Hoeven Announces $700,000 in DOE Funding for Energy & Environmental Research Center at UND to Develop Allam Cycle
WASHINGTON – Senator John Hoeven, a member of the Senate Energy and Appropriations Committees, today announced that the U.S. Department of Energy (DOE) has awarded a $700,000 grant to the Energy and Environmental Research Center (EERC) at the University of North Dakota (UND). The funds will be used to build and operate a direct-fired, supercritical CO2 cycle pilot plant which will help develop the Allam Cycle, technology to reduce CO2 emissions and increase efficiency in coal-fired and natural gas power plants.
“Today’s funding will be used to build a pilot plant which will be an important part in the overall development of the Allam Cycle,” said Hoeven. “By developing the Allam Cycle, EERC will help make carbon capture technology more commercially viable, which means we will be able to produce more energy from coal and with fewer emissions. We continue to work to advance this and other technology that will help secure the energy future of North Dakota and our nation.”
Hoeven continues to work to advance technologies like the Allam Cycle, Project Tundra, carbon capture and sequestration (CCS) and others to help reduce emissions from both traditional and renewable energy sources. To this end, the senator worked to support DOE’s CCS and advanced coal technology programs in the annual appropriations bills for Fiscal Years 2017 and 2018.
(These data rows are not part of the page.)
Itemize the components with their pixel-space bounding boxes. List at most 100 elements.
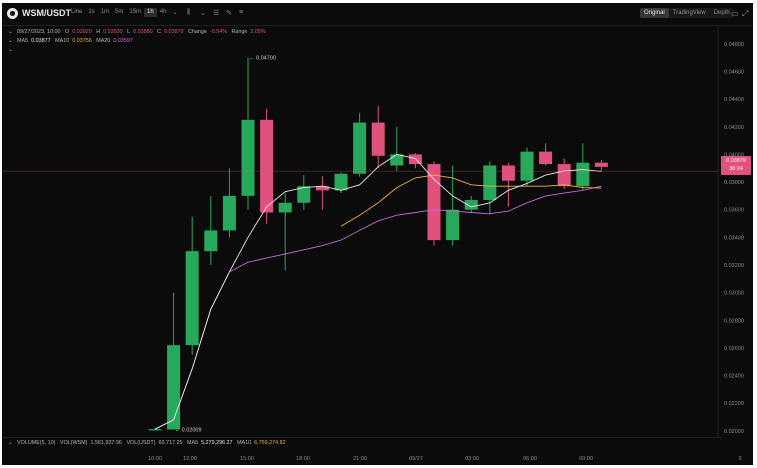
high-value: 0.03930 xyxy=(103,29,123,35)
view-depth[interactable]: Depth xyxy=(713,10,730,16)
interval-1s[interactable]: 1s xyxy=(88,9,95,15)
candle-body[interactable] xyxy=(353,122,367,174)
chart-toolbar: WSM/USDT Line 1s 1m 5m 15m 1h 4h ⌄ ⫼ ⌄ ☰… xyxy=(2,3,753,26)
y-tick-label: 0.04200 xyxy=(724,125,744,131)
vol-ma10-label: MA10 xyxy=(237,440,252,446)
y-tick-label: 0.04400 xyxy=(724,97,744,103)
candle-body[interactable] xyxy=(167,345,181,430)
y-tick-label: 0.02400 xyxy=(724,374,744,380)
candle-body[interactable] xyxy=(446,209,460,241)
y-tick-label: 0.02600 xyxy=(724,346,744,352)
x-tick-label: 12:00 xyxy=(183,456,197,462)
ma-chevron-icon[interactable]: ⌄ xyxy=(8,38,13,44)
candle-body[interactable] xyxy=(260,119,274,213)
candle-body[interactable] xyxy=(222,195,236,231)
interval-1m[interactable]: 1m xyxy=(100,9,110,15)
chevron-down-icon[interactable]: ⌄ xyxy=(200,10,206,17)
screenshot-icon[interactable]: ▭ xyxy=(731,9,739,18)
ma10-line xyxy=(340,174,602,227)
ma10-label: MA10 xyxy=(55,38,70,44)
candle-body[interactable] xyxy=(241,119,255,196)
change-label: Change xyxy=(188,29,207,35)
candle-body[interactable] xyxy=(334,173,348,191)
interval-15m[interactable]: 15m xyxy=(129,9,142,15)
last-price-tag: 0.03879 36:24 xyxy=(721,156,751,175)
candle-body[interactable] xyxy=(408,154,422,165)
axis-settings-icon[interactable]: ⇕ xyxy=(738,455,743,462)
y-tick-label: 0.03800 xyxy=(724,180,744,186)
high-label: H xyxy=(96,29,101,35)
range-value: 2.05% xyxy=(250,29,266,35)
candle-body[interactable] xyxy=(390,154,404,166)
candle-date: 09/27/2023, 10:00 xyxy=(17,29,61,35)
y-tick-label: 0.03400 xyxy=(724,235,744,241)
candle-body[interactable] xyxy=(371,122,385,156)
low-annotation: ← 0.02009 xyxy=(175,428,202,434)
collapse-legend-icon[interactable]: ⌃ xyxy=(8,50,14,56)
chart-window: WSM/USDT Line 1s 1m 5m 15m 1h 4h ⌄ ⫼ ⌄ ☰… xyxy=(2,3,753,465)
candle-body[interactable] xyxy=(315,186,329,191)
open-label: O xyxy=(65,29,70,35)
x-tick-label: 18:00 xyxy=(296,456,310,462)
volume-chevron-icon[interactable]: ⌄ xyxy=(8,440,13,446)
candle-body[interactable] xyxy=(594,162,608,167)
candle-body[interactable] xyxy=(297,186,311,203)
y-tick-label: 0.03000 xyxy=(724,291,744,297)
y-tick-label: 0.02200 xyxy=(724,401,744,407)
candle-body[interactable] xyxy=(483,165,497,201)
candles-icon[interactable]: ⫼ xyxy=(187,9,191,16)
indicators-icon[interactable]: ☰ xyxy=(213,10,220,17)
candle-body[interactable] xyxy=(185,251,199,346)
vol-wsm-value: 1,561,937.96 xyxy=(90,440,122,446)
interval-5m[interactable]: 5m xyxy=(115,9,124,15)
volume-legend: ⌄ VOLUME(5, 10) VOL(WSM) 1,561,937.96 VOL… xyxy=(2,437,722,448)
volume-title: VOLUME(5, 10) xyxy=(17,440,56,446)
draw-icon[interactable]: ✎ xyxy=(226,10,232,17)
candle-body[interactable] xyxy=(539,151,553,165)
view-original[interactable]: Original xyxy=(640,8,669,18)
ma10-value: 0.03756 xyxy=(72,38,92,44)
candle-body[interactable] xyxy=(427,164,441,241)
pair-title: WSM/USDT xyxy=(22,8,71,18)
interval-more-chevron-down-icon[interactable]: ⌄ xyxy=(172,10,178,16)
ma20-line xyxy=(154,185,602,430)
vol-usdt-label: VOL(USDT) xyxy=(126,440,156,446)
close-label: C xyxy=(157,29,162,35)
candle-body[interactable] xyxy=(520,151,534,181)
candle-body[interactable] xyxy=(464,200,478,210)
candle-body[interactable] xyxy=(557,164,571,187)
fullscreen-icon[interactable]: ⤢ xyxy=(742,9,749,18)
ohlc-chevron-icon[interactable]: ⌄ xyxy=(8,29,13,35)
interval-selector: Line 1s 1m 5m 15m 1h 4h ⌄ xyxy=(68,8,180,17)
x-tick-label: 21:00 xyxy=(353,456,367,462)
y-tick-label: 0.02000 xyxy=(724,429,744,435)
ma20-label: MA20 xyxy=(96,38,111,44)
range-label: Range xyxy=(231,29,248,35)
interval-1h[interactable]: 1h xyxy=(144,8,157,17)
interval-4h[interactable]: 4h xyxy=(159,9,167,15)
low-value: 0.03880 xyxy=(133,29,153,35)
x-tick-label: 03:00 xyxy=(465,456,479,462)
vol-ma5-value: 5,279,296.27 xyxy=(201,440,233,446)
view-switcher: Original TradingView Depth xyxy=(640,8,734,18)
x-tick-label: 15:00 xyxy=(240,456,254,462)
candle-countdown: 36:24 xyxy=(729,166,743,172)
close-value: 0.03879 xyxy=(164,29,184,35)
candle-body[interactable] xyxy=(501,165,515,181)
settings-icon[interactable]: ≡ xyxy=(239,9,244,16)
x-tick-label: 09:00 xyxy=(579,456,593,462)
view-tradingview[interactable]: TradingView xyxy=(672,10,706,16)
change-value: -0.54% xyxy=(209,29,227,35)
candle-body[interactable] xyxy=(576,162,590,187)
y-tick-label: 0.03600 xyxy=(724,208,744,214)
interval-line[interactable]: Line xyxy=(71,9,83,15)
y-tick-label: 0.04600 xyxy=(724,69,744,75)
low-label: L xyxy=(127,29,131,35)
candle-body[interactable] xyxy=(148,429,162,431)
candlestick-chart[interactable]: 0.048000.046000.044000.042000.040000.038… xyxy=(2,3,753,437)
candle-body[interactable] xyxy=(278,202,292,213)
ma5-line xyxy=(154,153,602,430)
candle-body[interactable] xyxy=(204,230,218,252)
high-annotation: ← 0.04700 xyxy=(249,56,276,62)
y-tick-label: 0.04800 xyxy=(724,42,744,48)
In addition, the senator recently introduced the CO2 Regulatory Certainty Act to align tax guidelines with existing federal regulations to ensure that developers of CCS projects can use the Section 45Q tax credit. The Senator also secured a first-of-its-kind approval for North Dakota to have regulatory primacy over Class VI injection wells, which are used for long-term storage of CO2.